At Black Mountain College in the 1950s, John Cage and Merce Cunningham traded big ideas about the future of art with Robert Rauschenberg, Charles Olson and Franz Kline. Composers learnt from visual artists, who were learning from poets, and never had the arts felt so genuinely plastic and malleable and fresh.
But any suggestion that Wave Movements, a collaboration between the composers Richard Reed Parry and Bryce Dessner and the photographer Hiroshi Sugimoto – performed by the Britten Sinfonia under Clark Rundell as part of the final concert of the Barbican’s Mountains and Waves weekend – would be infused with the true spirit of Black Mountain College proved false. This was revolution only in the Russell Brand-trademarked meaning of the word.
Stretching over 60 minutes, Reed Parry and Dessner fed the Britten Sinfonia with colourless harmonic gruel. Drab sequences of primary colour string chords underpinned with timpani ambled towards a climactic folk song articulated soulfully by Steeleye Span’s Maddy Prior, who merited more than a cameo.

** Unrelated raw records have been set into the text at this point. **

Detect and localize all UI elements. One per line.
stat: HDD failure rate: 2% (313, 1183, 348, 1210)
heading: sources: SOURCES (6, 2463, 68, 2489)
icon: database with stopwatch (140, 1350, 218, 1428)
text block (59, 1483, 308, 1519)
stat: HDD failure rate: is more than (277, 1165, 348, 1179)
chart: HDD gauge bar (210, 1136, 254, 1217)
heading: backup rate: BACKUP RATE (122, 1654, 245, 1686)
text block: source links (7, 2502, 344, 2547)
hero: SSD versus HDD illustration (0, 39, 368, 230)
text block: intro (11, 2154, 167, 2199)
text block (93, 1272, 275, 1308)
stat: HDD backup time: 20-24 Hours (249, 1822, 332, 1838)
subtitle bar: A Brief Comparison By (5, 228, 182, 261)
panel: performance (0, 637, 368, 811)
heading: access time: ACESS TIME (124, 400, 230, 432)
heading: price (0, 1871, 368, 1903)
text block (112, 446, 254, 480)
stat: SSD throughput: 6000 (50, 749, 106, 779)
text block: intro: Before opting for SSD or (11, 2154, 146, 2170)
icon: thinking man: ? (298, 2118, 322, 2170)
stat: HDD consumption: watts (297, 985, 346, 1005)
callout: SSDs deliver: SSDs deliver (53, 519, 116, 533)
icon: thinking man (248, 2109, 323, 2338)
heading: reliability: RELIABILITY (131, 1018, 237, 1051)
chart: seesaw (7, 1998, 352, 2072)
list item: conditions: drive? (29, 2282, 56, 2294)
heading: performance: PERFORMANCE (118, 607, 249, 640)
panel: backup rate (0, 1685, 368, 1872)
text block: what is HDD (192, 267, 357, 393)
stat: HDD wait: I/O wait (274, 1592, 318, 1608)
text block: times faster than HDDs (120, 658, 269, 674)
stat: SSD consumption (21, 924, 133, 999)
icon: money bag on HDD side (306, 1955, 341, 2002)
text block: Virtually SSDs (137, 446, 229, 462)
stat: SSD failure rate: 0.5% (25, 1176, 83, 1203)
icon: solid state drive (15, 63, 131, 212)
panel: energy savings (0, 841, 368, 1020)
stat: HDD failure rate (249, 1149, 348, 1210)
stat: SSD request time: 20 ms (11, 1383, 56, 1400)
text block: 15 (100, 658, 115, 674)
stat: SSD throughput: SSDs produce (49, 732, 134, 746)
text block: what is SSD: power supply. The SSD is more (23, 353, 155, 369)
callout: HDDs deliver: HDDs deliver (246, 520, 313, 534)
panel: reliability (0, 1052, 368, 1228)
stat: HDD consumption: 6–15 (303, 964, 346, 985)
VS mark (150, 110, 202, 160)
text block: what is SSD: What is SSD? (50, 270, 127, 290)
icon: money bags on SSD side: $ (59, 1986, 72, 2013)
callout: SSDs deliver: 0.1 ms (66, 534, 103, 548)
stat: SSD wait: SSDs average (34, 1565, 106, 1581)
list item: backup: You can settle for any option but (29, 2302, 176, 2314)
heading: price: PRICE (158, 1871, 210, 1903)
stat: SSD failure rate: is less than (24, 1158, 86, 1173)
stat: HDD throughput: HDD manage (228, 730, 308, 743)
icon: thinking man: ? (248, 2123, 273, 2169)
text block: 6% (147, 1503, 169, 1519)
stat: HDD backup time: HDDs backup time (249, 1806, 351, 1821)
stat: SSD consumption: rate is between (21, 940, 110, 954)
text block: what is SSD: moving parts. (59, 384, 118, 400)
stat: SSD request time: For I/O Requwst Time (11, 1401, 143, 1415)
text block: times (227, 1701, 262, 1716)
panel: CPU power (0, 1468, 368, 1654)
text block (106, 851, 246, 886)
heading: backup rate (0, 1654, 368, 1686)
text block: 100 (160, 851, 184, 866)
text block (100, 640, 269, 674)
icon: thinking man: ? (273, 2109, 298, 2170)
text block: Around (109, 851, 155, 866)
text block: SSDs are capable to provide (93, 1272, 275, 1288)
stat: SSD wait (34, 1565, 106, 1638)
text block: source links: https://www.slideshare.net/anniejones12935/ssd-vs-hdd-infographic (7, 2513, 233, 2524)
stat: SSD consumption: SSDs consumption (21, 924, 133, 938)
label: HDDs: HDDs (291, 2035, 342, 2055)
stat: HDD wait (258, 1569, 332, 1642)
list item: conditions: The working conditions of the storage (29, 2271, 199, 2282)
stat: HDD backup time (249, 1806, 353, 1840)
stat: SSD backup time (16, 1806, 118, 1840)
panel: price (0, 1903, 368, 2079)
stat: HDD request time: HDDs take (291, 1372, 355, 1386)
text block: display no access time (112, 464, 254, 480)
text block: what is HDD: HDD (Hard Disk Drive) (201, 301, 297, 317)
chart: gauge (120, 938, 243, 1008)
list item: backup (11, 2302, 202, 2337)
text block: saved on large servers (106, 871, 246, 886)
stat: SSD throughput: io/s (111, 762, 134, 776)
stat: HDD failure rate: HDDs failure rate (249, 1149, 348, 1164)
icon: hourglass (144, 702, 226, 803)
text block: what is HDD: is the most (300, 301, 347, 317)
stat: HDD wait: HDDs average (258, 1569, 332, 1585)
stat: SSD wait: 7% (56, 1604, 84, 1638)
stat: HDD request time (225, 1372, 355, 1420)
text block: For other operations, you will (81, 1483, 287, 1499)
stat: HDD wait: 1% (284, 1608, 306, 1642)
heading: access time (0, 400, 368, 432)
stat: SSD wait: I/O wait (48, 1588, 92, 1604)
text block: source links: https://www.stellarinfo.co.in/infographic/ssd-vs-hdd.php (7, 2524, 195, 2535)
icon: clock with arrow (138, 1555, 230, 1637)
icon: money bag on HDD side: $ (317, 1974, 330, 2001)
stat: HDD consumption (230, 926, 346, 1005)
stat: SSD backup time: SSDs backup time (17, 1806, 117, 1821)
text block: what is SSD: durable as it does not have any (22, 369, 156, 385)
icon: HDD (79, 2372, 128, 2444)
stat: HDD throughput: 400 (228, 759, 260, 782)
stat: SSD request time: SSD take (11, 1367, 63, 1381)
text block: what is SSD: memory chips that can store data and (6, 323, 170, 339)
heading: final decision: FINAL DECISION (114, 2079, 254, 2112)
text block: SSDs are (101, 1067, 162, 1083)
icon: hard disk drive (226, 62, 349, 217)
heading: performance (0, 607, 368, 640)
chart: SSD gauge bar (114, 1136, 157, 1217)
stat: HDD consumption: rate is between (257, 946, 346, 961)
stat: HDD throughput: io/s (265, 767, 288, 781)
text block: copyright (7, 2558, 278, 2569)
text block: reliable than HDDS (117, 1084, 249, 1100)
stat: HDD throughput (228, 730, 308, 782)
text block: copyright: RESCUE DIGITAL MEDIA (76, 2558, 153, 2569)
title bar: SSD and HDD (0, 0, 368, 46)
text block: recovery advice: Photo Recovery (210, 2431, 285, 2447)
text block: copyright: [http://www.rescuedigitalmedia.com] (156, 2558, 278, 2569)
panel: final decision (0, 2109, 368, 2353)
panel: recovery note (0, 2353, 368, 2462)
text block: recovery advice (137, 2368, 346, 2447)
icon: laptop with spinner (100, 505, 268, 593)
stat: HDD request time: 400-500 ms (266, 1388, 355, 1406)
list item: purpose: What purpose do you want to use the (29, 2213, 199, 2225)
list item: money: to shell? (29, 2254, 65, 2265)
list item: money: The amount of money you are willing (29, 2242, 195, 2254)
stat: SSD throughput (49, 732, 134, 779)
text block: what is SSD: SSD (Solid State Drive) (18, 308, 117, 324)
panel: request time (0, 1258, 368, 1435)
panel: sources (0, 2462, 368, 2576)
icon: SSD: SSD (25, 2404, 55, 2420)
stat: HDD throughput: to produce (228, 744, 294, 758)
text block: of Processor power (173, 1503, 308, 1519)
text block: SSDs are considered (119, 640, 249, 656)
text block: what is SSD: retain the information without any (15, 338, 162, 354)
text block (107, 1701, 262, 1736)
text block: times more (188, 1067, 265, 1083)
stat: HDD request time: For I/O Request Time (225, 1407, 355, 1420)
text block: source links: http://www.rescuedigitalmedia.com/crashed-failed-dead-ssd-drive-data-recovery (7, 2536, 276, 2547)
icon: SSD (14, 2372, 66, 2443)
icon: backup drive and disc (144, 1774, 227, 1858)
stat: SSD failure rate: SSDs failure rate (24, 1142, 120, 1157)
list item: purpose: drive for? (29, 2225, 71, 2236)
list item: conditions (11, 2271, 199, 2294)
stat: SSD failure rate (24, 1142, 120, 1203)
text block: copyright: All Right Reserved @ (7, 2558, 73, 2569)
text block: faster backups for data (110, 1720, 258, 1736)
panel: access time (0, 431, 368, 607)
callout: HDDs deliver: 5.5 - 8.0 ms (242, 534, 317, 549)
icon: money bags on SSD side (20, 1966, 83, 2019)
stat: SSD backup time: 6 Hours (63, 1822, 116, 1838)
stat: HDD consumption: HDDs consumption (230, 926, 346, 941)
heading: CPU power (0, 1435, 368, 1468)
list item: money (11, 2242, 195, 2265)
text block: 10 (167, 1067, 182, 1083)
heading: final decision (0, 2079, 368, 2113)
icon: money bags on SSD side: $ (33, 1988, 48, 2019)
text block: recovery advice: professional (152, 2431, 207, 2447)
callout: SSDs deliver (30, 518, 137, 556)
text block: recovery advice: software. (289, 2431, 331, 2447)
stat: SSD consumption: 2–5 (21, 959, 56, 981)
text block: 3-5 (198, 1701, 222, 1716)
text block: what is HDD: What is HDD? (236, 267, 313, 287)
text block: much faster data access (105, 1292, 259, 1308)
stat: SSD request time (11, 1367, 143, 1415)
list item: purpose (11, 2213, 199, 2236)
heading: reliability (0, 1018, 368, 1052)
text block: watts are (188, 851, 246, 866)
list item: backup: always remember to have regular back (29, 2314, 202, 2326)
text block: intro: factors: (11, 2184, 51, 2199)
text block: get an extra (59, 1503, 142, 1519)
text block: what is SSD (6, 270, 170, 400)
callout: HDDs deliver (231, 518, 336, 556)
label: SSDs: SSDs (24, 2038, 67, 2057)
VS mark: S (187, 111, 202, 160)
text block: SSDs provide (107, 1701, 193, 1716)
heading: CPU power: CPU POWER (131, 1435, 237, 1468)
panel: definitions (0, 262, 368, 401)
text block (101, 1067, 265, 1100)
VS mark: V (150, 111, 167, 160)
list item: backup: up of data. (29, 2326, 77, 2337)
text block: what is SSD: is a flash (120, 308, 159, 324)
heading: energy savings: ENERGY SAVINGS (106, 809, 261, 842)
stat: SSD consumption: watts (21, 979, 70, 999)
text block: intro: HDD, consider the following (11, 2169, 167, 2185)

Meantime, Sugimoto’s single image of sea against horizon got lighter and it got darker – but without any meaningful interface between music and image. Such conceptually facile composition was never likely to generate the promised immersive sonic seascape.
Post-interval, Steve Reich’s Drumming was performed by the New York-based So Percussion quartet, with guests from new music groups Eighth Blackbird and Yarn/Wire, and classical minimalism’s core message was reasserted. Serial composers compressed time, but minimalist composition was about heightening awareness of the expanding moment – big, spacious canvases knitted together from diminutive melodic and rhythmic cells phasing, interlocking, regrouping. Daisy Press and Beth Meyer’s vocal parts were, alas, obliterated by the thudding momentum of marimbas, glockenspiels and pitched bongo drums. But in the context of what preceded it, though, the 40-year-old Drumming sounded stark, brutal and urgent.